We have been in contact with the Scottish Parliament information centre and the Crown Office and Procurator Fiscal Service, and they have given us information on acquittals by juries. When we asked whether any research had been conducted to address the issue of perverse acquittals by juries, they stated that they were not aware of any such work. They also noted that there is no right of appeal by the prosecution against the jury’s decision. Surely, to maintain fairness and balance in a trial, the right of appeal should be available to both the defence and the prosecution.
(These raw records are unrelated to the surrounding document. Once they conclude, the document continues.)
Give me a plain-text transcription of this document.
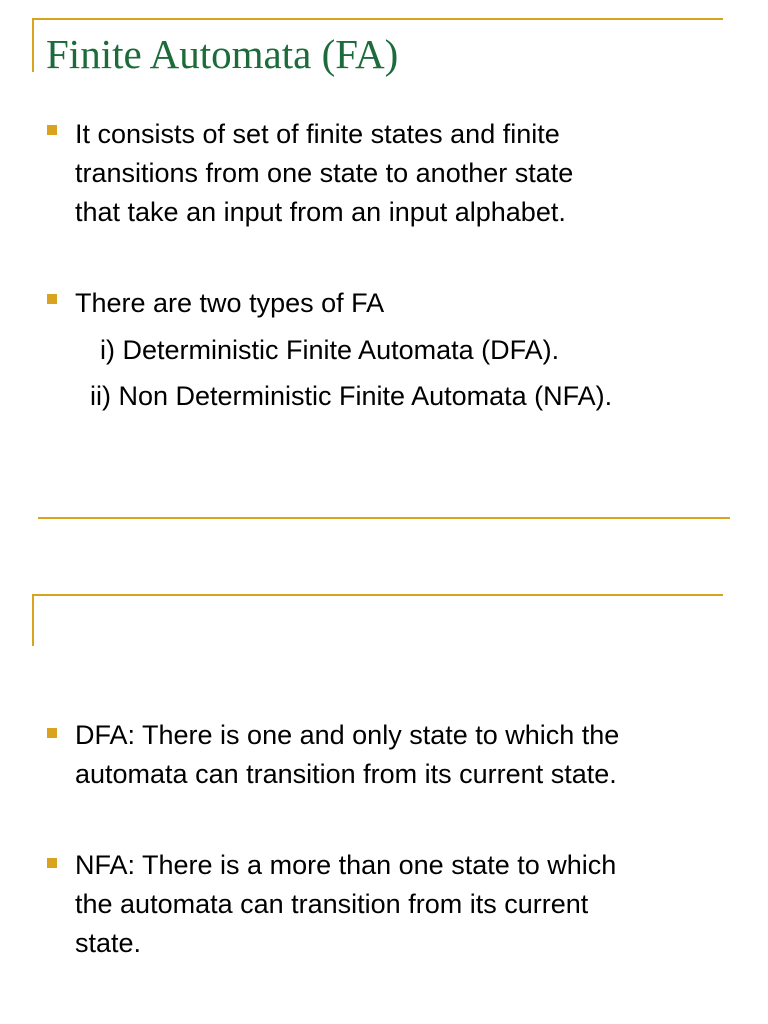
Finite Automata (FA)
It consists of set of finite states and finite
transitions from one state to another state
that take an input from an input alphabet.
There are two types of FA
i) Deterministic Finite Automata (DFA).
ii) Non Deterministic Finite Automata (NFA).
DFA: There is one and only state to which the
automata can transition from its current state.
NFA: There is a more than one state to which
the automata can transition from its current
state.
When we first submitted the petition, we referred to Barry’s law. We request that, if the proposal to address perverse acquittal through a new section in the Criminal Justice (Scotland) Bill is accepted by the committee and the Parliament, it should be known as Barry’s law. Not only would it be our late son’s legacy but it would have meaning for the many people who support anti-knife crime initiatives in our communities, towns and cities. The bill could be renamed the criminal justice and victims (Scotland) bill, but it will be for the lawyers to decide the title. The process would be the same as for Sarah’s law, which everyone knows about and which involves the disclosure of the residences of sexual offenders.
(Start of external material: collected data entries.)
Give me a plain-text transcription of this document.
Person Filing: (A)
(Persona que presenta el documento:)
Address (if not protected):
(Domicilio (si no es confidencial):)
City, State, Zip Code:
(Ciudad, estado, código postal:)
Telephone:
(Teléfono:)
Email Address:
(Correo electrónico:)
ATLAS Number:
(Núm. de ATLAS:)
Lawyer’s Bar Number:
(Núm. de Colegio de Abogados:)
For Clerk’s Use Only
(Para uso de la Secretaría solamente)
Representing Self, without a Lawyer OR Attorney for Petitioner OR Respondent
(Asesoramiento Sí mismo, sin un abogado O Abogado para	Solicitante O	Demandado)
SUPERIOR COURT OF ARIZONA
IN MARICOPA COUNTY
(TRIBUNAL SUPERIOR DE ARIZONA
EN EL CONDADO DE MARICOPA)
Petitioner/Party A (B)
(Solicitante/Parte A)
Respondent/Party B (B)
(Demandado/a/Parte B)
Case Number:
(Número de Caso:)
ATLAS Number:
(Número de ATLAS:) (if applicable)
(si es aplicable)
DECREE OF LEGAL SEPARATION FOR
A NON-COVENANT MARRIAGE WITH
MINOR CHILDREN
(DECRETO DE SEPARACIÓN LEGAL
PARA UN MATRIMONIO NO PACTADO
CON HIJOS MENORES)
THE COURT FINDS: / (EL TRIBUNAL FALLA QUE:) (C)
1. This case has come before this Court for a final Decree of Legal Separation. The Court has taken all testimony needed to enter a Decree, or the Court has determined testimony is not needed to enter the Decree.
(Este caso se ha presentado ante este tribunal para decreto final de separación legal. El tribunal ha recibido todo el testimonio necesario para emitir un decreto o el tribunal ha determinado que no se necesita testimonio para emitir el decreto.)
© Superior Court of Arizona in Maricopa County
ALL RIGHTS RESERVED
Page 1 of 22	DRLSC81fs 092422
The precise procedure in the proposal is not the only one possible; there are a number of variations. For example, it might be left to the Lord Advocate or the Attorney General, rather than the trial judge, to refer allegedly perverse acquittals to the court of appeal. Alternatively, the High Court might be the right body to hear such referrals. Moreover, a suitability test or pre-trial discussion with jurors would ensure that specific criteria were met or that competency had been displayed by all potential jurors. That would ensure that we had a watertight system.
Equally clearly, it is highly desirable that an acquitted defendant is not left in any doubt about the validity of the acquittal verdict for longer than is necessary. The time period in which the trial judge, the Lord Advocate or the Attorney General could challenge a verdict on the ground that it was perverse should be short. Ideally, some indication that the matter had been considered would be given quickly following the verdict, but it would not be appropriate for any decision to be announced in open court immediately following the declaration of the jury’s verdict.
I hope that my opening statement has provided supporting information from our perspective on our objectives and our proposals to provide a watertight, equal and fair system for everyone.